Jurisprudentie
BI2567
Datum uitspraak2009-04-21
Datum gepubliceerd2009-04-28
RechtsgebiedPersonen-en familierecht
Soort ProcedureHoger beroep
Instantie naamGerechtshof Leeuwarden
Zaaknummers107.002.403/01
Statusgepubliceerd
Datum gepubliceerd2009-04-28
RechtsgebiedPersonen-en familierecht
Soort ProcedureHoger beroep
Instantie naamGerechtshof Leeuwarden
Zaaknummers107.002.403/01
Statusgepubliceerd
Indicatie
Gezag over minderjarige.
Hoofdverblijf.
Verhouding beslissing bodemrechter en voorlopige voorziening.
Uitspraak
Arrest d.d. 21 april 2009
Zaaknummer 107.002.403/01
HET GERECHTSHOF TE LEEUWARDEN
Arrest van de eerste kamer voor burgerlijke zaken in de zaak van:
[appellante],
wonende te [woonplaats appellante],
appellante,
in eerste aanleg: eiseres,
hierna te noemen: de moeder,
toevoeging aangevraagd,
advocaat: mr. A.H. Lanting, kantoorhoudende te Leeuwarden,
tegen
[geïntimeerde],
wonende te [woonplaats geïntimeerde],
geïntimeerde,
in eerste aanleg: gedaagde,
hierna te noemen: de vader,
toevoeging,
advocaat: mr. S.A. Roodhof, kantoorhoudende te Leeuwarden.
De inhoud van het tussenarrest d.d. 30 december 2008 wordt hier overgenomen.
Het verdere procesverloop
De vader heeft onder overlegging van een productie een akte genomen, waarop de moeder bij antwoordakte heeft gereageerd.
Vervolgens hebben partijen de stukken wederom overgelegd voor het wijzen van arrest.
De verdere beoordeling
1. De vader heeft de beschikking van de rechtbank Groningen d.d. 13 januari 2009, tot overlegging waarvan het hof hem bij het genoemde tussenarrest in de gelegenheid heeft gesteld, bij akte als productie in het geding gebracht.
2. Bij de genoemde beschikking heeft de rechtbank Groningen als bodemrechter in de hoofdzaak het hoofdverblijf van [de minderjarige], het minderjarige kind van partijen, bij de vader bepaald en het anders of meer verzochte afgewezen.

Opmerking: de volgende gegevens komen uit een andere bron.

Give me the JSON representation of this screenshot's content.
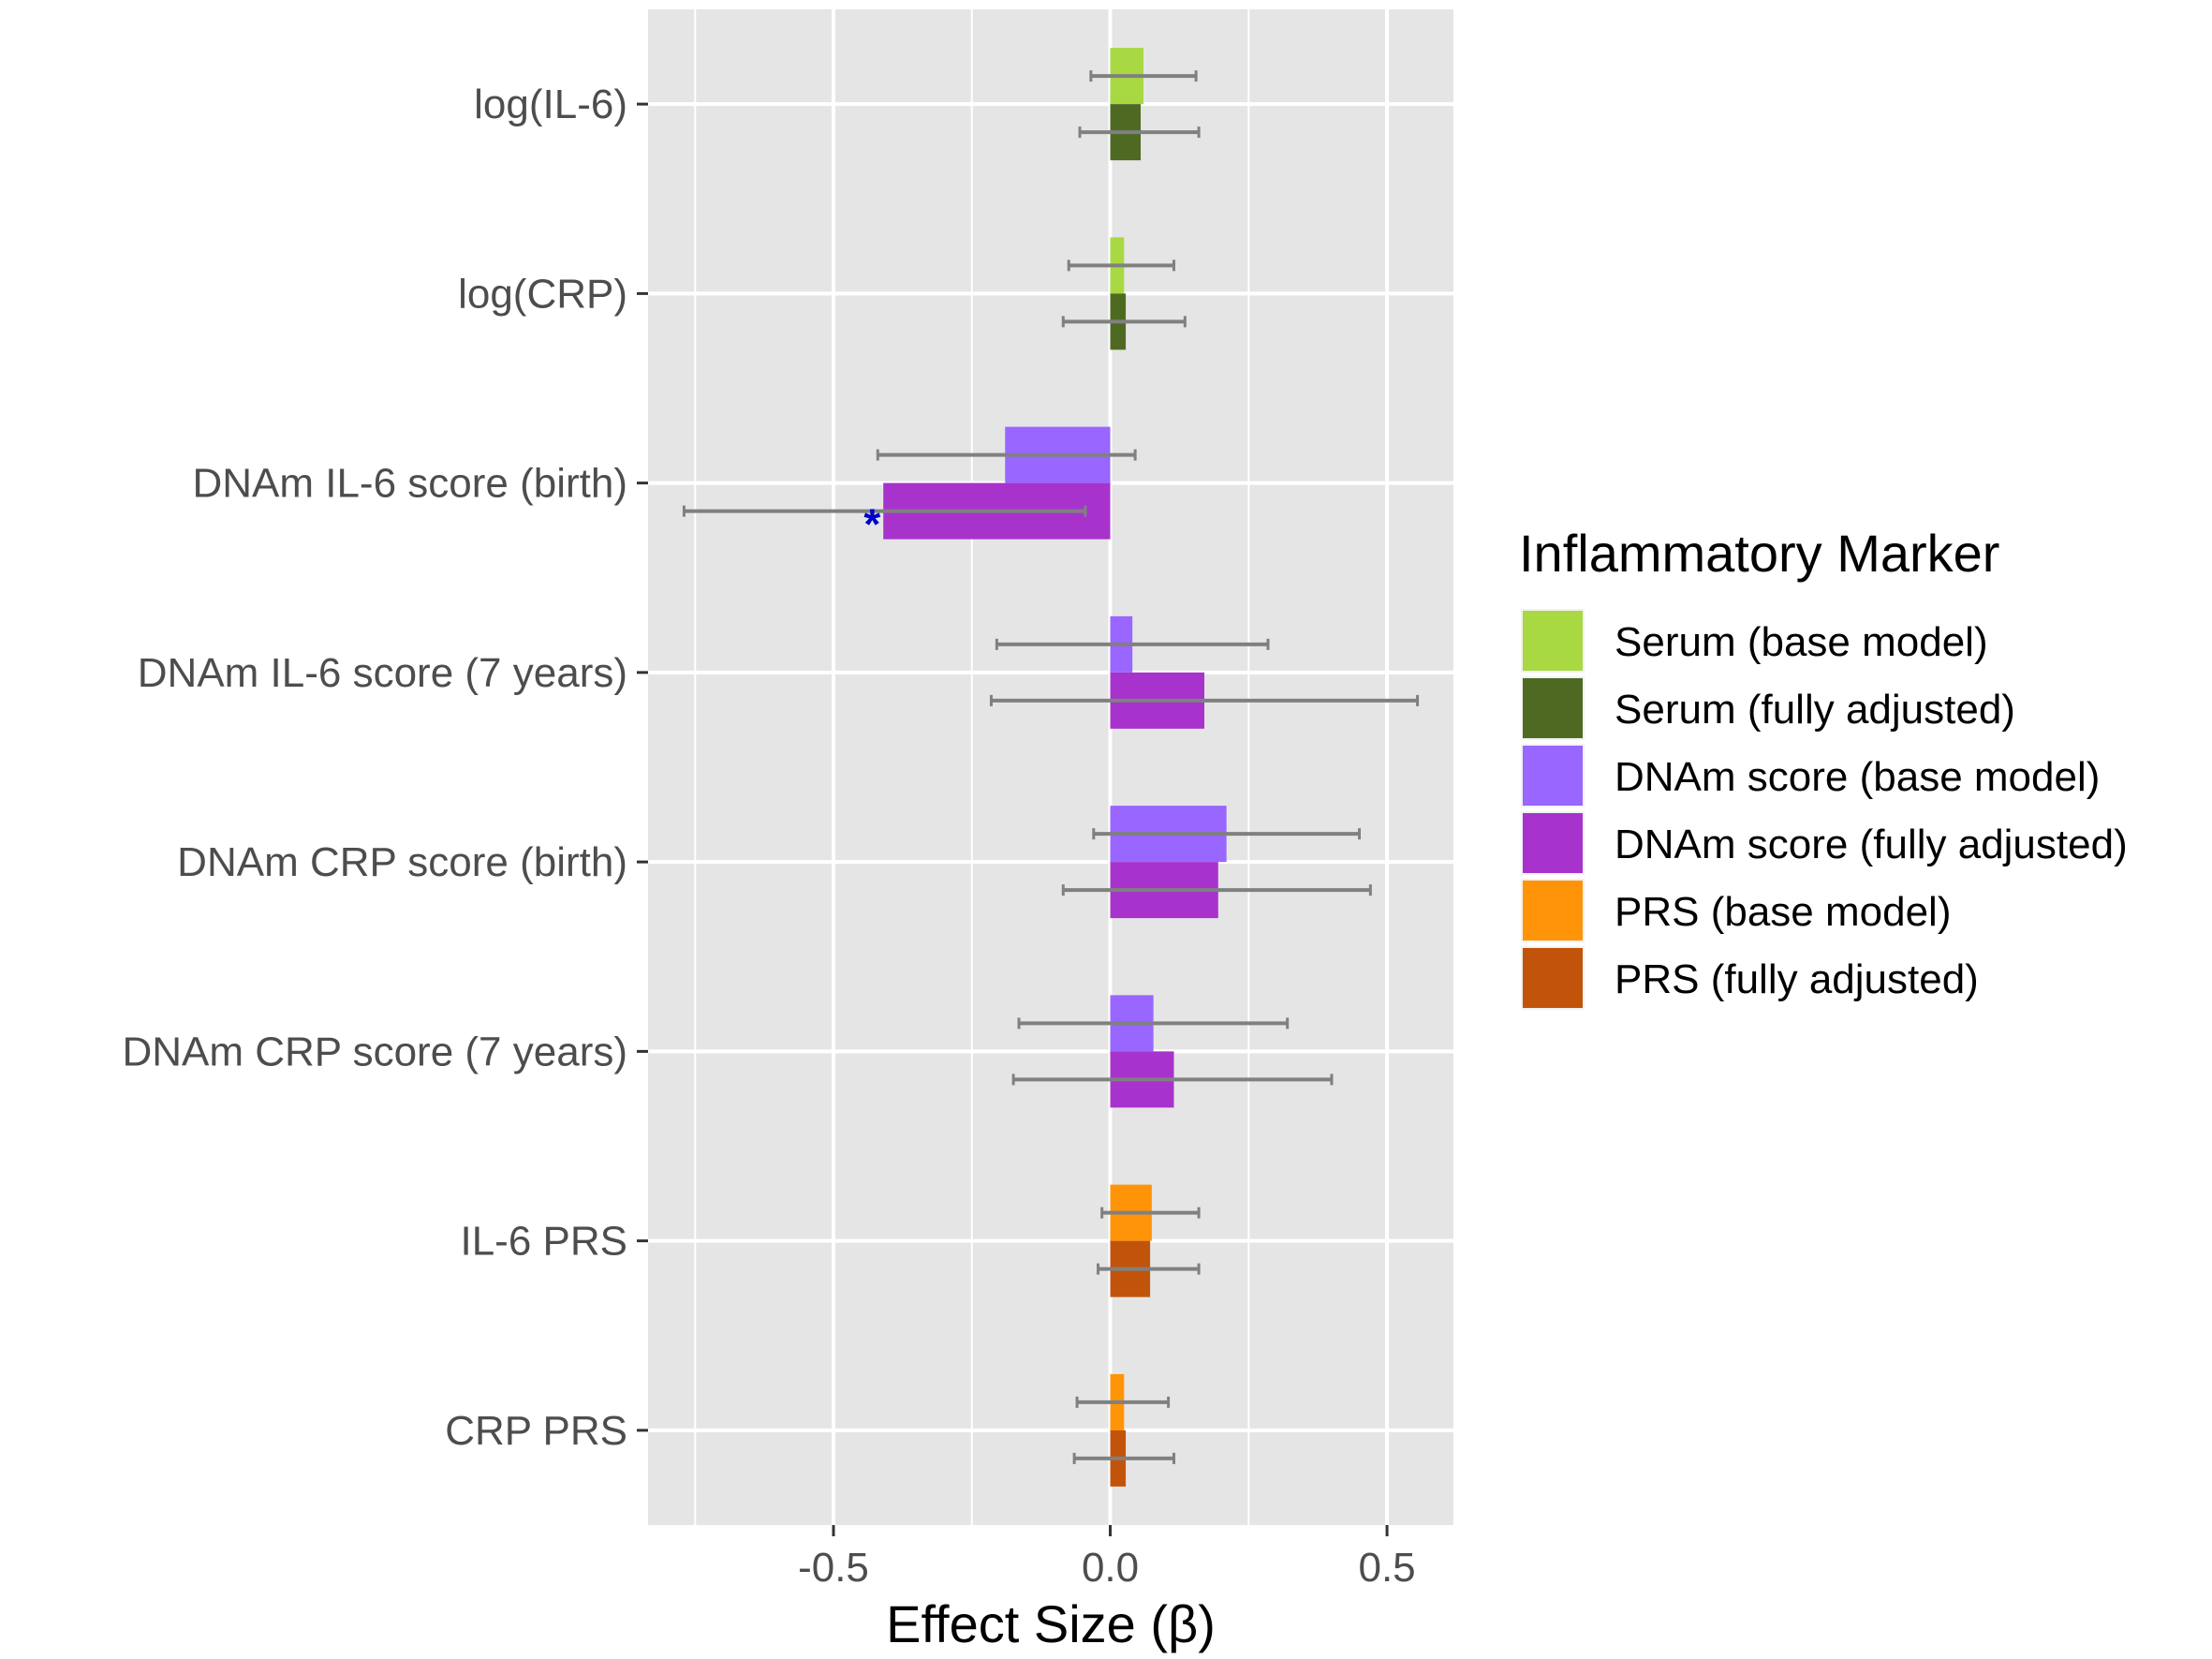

3. Nu het hof als appelrechter in de voorlopige voorzieningenprocedure zijn arrest - gelijk in r.o. 3 van het genoemde tussenarrest overwogen - in beginsel dient af te stemmen op het oordeel van de bodemrechter, falen naar het oordeel van het hof de tegen het bestreden vonnis gerichte grieven en moet bedoeld vonnis worden bekrachtigd.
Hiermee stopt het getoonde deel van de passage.